Spingendo con le mani, cercai di rialzarmi, però avevo le palme viscide di sangue, mio o del Morlock, quindi scivolai, ricaddi sul fondo duro, urtai di nuovo la testa contro la panca.

Fui sopraffatto dalla spossatezza, che m’intorpidì fino alle ossa. La sofferenza, accumulata durante il bombardamento e sedata dalla fuga affannosa, si ravvivò, moltiplicata. Con la testa posata sul fondo metallico, chiusi gli occhi. — A che cosa serve, comunque? — domandai, a nessuno in particolare. Mosè era morto, perduto, insieme al professor Gödel, sotto le tonnellate di macerie dell’officina distrutta. Non sapevo se Nebogipfel fosse vivo o morto, né me ne curavo. In quel momento, ero disposto a lasciare che la vettura temporale mi trasportasse nel futuro o nel passato, a suo piacimento, in eterno, fino a schiantarsi e a sbriciolarsi contro le mura dell’infinito e dell’eternità. Ero disposto a lasciare che tutto finisse, perché non potevo più fare nulla: — Non vale la pena — mormorai. — Non vale la pena.

Mi sembrò di essere toccato da mani morbide, il viso sfiorato da una pelliccia: protestai, e con le mie ultime forze respinsi quelle mani.

Infine, affondai in un’oscurità profonda, confortante, priva di sogni.

Fui destato da percosse violente.

Rotolai sul fondo dell’abitacolo. Quando l’oggetto soffice che avevo sotto la nuca si spostò, sbattei la testa contro l’angolo di una panca, e il dolore, improvvisamente rinnovato, mi riportò alla conoscenza. Con riluttanza, mi alzai a sedere.

Tutta la testa mi doleva, e così pure il corpo, come se fossi reduce da un estenuante incontro di pugilato o di lotta. Paradossalmente, però, il mio umore era un poco migliorato. Ero ancora ossessionato dalla morte di Mosè (un evento tragico, che col tempo avrei dovuto affrontare), ma dopo il breve periodo d’incoscienza di cui avevo beneficiato, ero in grado di distogliermene, come avrei distolto lo sguardo dalla luce accecante del sole, per dedicarmi ad altri problemi.

La fioca, perlacea commistione di giorno e di notte diffondeva ancora il suo crepuscolo nell’interno dell’abitacolo. Era molto freddo: mi accorsi di essere scosso dai tremiti, e vidi il fiato condensarsi in nebbia dinanzi al mio viso. Seduto sul sedile, Nebogipfel mi mostrava la schiena.

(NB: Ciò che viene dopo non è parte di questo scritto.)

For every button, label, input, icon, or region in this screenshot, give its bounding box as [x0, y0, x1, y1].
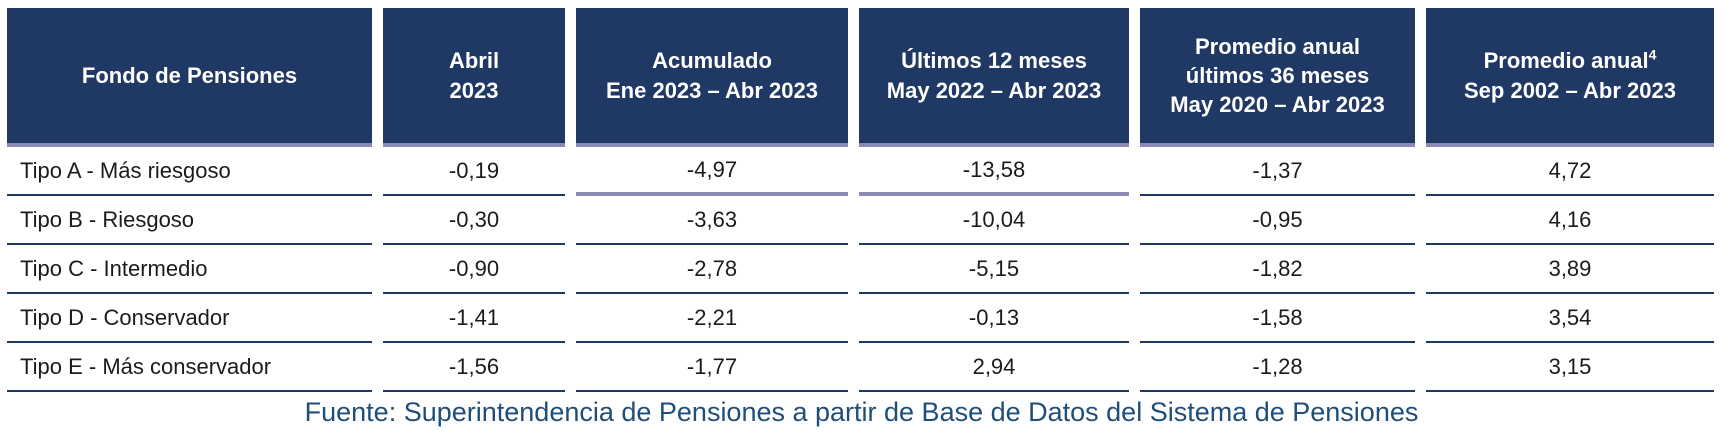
value-36-meses: -1,37 [1140, 147, 1415, 196]
value-12-meses: -10,04 [859, 196, 1129, 245]
header-fondo-de-pensiones: Fondo de Pensiones [7, 8, 372, 147]
value-36-meses: -1,28 [1140, 343, 1415, 392]
footnote-superscript: 4 [1648, 47, 1657, 64]
header-line: Abril [448, 48, 500, 74]
value-abril: -1,56 [383, 343, 565, 392]
fund-name: Tipo A - Más riesgoso [7, 147, 372, 196]
table-row-tipo-a: Tipo A - Más riesgoso -0,19 -4,97 -13,58… [0, 147, 1723, 196]
value-12-meses: 2,94 [859, 343, 1129, 392]
header-line: 2023 [449, 77, 499, 103]
value-historico: 3,89 [1426, 245, 1714, 294]
value-12-meses: -13,58 [859, 147, 1129, 196]
value-historico: 4,72 [1426, 147, 1714, 196]
value-36-meses: -1,58 [1140, 294, 1415, 343]
value-historico: 4,16 [1426, 196, 1714, 245]
header-line: May 2020 – Abr 2023 [1170, 92, 1385, 118]
value-acumulado: -2,78 [576, 245, 848, 294]
value-12-meses: -0,13 [859, 294, 1129, 343]
source-note: Fuente: Superintendencia de Pensiones a … [304, 397, 1419, 427]
value-acumulado: -4,97 [576, 147, 848, 196]
table-row-tipo-d: Tipo D - Conservador -1,41 -2,21 -0,13 -… [0, 294, 1723, 343]
header-ultimos-12-meses: Últimos 12 meses May 2022 – Abr 2023 [859, 8, 1129, 147]
header-line: últimos 36 meses [1185, 62, 1370, 88]
fund-name: Tipo E - Más conservador [7, 343, 372, 392]
value-abril: -0,30 [383, 196, 565, 245]
header-line: Fondo de Pensiones [81, 62, 298, 88]
header-abril-2023: Abril 2023 [383, 8, 565, 147]
table-row-tipo-c: Tipo C - Intermedio -0,90 -2,78 -5,15 -1… [0, 245, 1723, 294]
value-acumulado: -1,77 [576, 343, 848, 392]
header-promedio-anual-36-meses: Promedio anual últimos 36 meses May 2020… [1140, 8, 1415, 147]
value-historico: 3,15 [1426, 343, 1714, 392]
header-line: Promedio anual4 [1484, 46, 1657, 75]
value-abril: -0,19 [383, 147, 565, 196]
fund-name: Tipo D - Conservador [7, 294, 372, 343]
header-promedio-anual-historico: Promedio anual4 Sep 2002 – Abr 2023 [1426, 8, 1714, 147]
header-line: Acumulado [652, 48, 772, 74]
value-12-meses: -5,15 [859, 245, 1129, 294]
value-historico: 3,54 [1426, 294, 1714, 343]
value-abril: -1,41 [383, 294, 565, 343]
value-acumulado: -3,63 [576, 196, 848, 245]
value-36-meses: -1,82 [1140, 245, 1415, 294]
table-row-tipo-b: Tipo B - Riesgoso -0,30 -3,63 -10,04 -0,… [0, 196, 1723, 245]
header-acumulado: Acumulado Ene 2023 – Abr 2023 [576, 8, 848, 147]
header-text: Promedio anual [1483, 48, 1649, 74]
value-abril: -0,90 [383, 245, 565, 294]
value-36-meses: -0,95 [1140, 196, 1415, 245]
fund-name: Tipo B - Riesgoso [7, 196, 372, 245]
header-line: Promedio anual [1194, 33, 1361, 59]
fund-name: Tipo C - Intermedio [7, 245, 372, 294]
table-row-tipo-e: Tipo E - Más conservador -1,56 -1,77 2,9… [0, 343, 1723, 392]
header-line: May 2022 – Abr 2023 [886, 77, 1102, 103]
table-header-row: Fondo de Pensiones Abril 2023 Acumulado … [0, 8, 1723, 147]
value-acumulado: -2,21 [576, 294, 848, 343]
header-line: Sep 2002 – Abr 2023 [1464, 77, 1676, 103]
header-line: Ene 2023 – Abr 2023 [606, 77, 818, 103]
header-line: Últimos 12 meses [901, 48, 1087, 74]
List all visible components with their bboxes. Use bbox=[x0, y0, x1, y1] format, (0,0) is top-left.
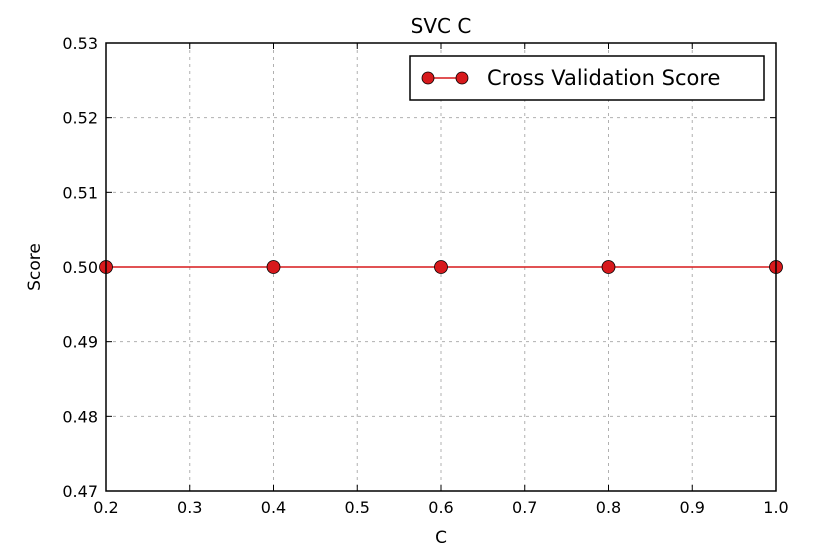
plot-frame bbox=[105, 42, 777, 492]
x-axis-label: C bbox=[435, 528, 447, 548]
legend: Cross Validation Score bbox=[409, 55, 765, 101]
y-tick-label: 0.51 bbox=[62, 183, 98, 202]
x-tick-label: 0.9 bbox=[680, 498, 705, 517]
legend-marker-left bbox=[421, 71, 435, 85]
y-tick-label: 0.53 bbox=[62, 34, 98, 53]
y-tick-label: 0.49 bbox=[62, 333, 98, 352]
y-tick-label: 0.47 bbox=[62, 482, 98, 501]
x-tick-label: 0.5 bbox=[345, 498, 370, 517]
x-tick-label: 0.4 bbox=[261, 498, 286, 517]
y-axis-label: Score bbox=[25, 243, 45, 291]
x-tick-label: 0.3 bbox=[177, 498, 202, 517]
data-point bbox=[601, 260, 616, 274]
data-point bbox=[434, 260, 448, 274]
data-point bbox=[266, 260, 281, 274]
series-layer bbox=[99, 260, 783, 274]
legend-marker-right bbox=[455, 71, 469, 85]
x-tick-label: 0.8 bbox=[596, 498, 621, 517]
chart-title: SVC C bbox=[411, 14, 472, 38]
x-tick-label: 0.2 bbox=[93, 498, 118, 517]
ticks-layer: 0.2 0.3 0.4 0.5 0.6 0.7 0.8 0.9 1.0 0.47 0.48 0.49 0… bbox=[62, 34, 788, 517]
x-tick-label: 1.0 bbox=[763, 498, 788, 517]
legend-box bbox=[409, 55, 765, 101]
x-tick-label: 0.7 bbox=[512, 498, 537, 517]
x-tick-label: 0.6 bbox=[428, 498, 453, 517]
y-tick-label: 0.48 bbox=[62, 407, 98, 426]
legend-label: Cross Validation Score bbox=[487, 66, 720, 90]
y-tick-label: 0.50 bbox=[62, 258, 98, 277]
y-tick-label: 0.52 bbox=[62, 109, 98, 128]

Palpando con le dita bianche, esaminava gli strumenti del cruscotto rudimentale e i fili che pendevano dalla parte posteriore.

Mi alzai, vacillando, sia a causa dell’ondeggiare del veicolo, sia per le conseguenze di tutto ciò che mi era capitato nel 1938. Così, per sostenermi, mi aggrappai all’intelaiatura dell’abitacolo, scoprendo che il metallo era freddo come ghiaccio. Per sostenermi la testa, Nebogipfel aveva usato la sua giacca: la piegai e la posai sopra una panca. Anche la chiave inglese che Mosè aveva usato per aprire le fiasche della plattnerite era sul fondo: la raccolsi con la punta delle dita, perché era imbrattata di sangue.

I pesanti spallacci metallici, che ancora indossavo, mi disgustarono: me li strappai dagli indumenti, lasciandoli cadere rumorosamente.

Il fragore improvviso attirò un’occhiata di Nebogipfel, che aveva gli occhiali azzurri spaccati, nonché un occhio insanguinato e tumefatto: — Preparati — disse, con voce rauca.

— A cosa?

E l’abitacolo sprofondò nell’oscurità.

Avanzai incespicando, ancora una volta rischiando di cadere, mentre un freddo intenso assorbiva dall’aria, e dal mio corpo, il calore che restava. Di nuovo fui assalito da un’emicrania martellante. Con le braccia strette al busto, chiesi: — Dov’è finita la luce del giorno?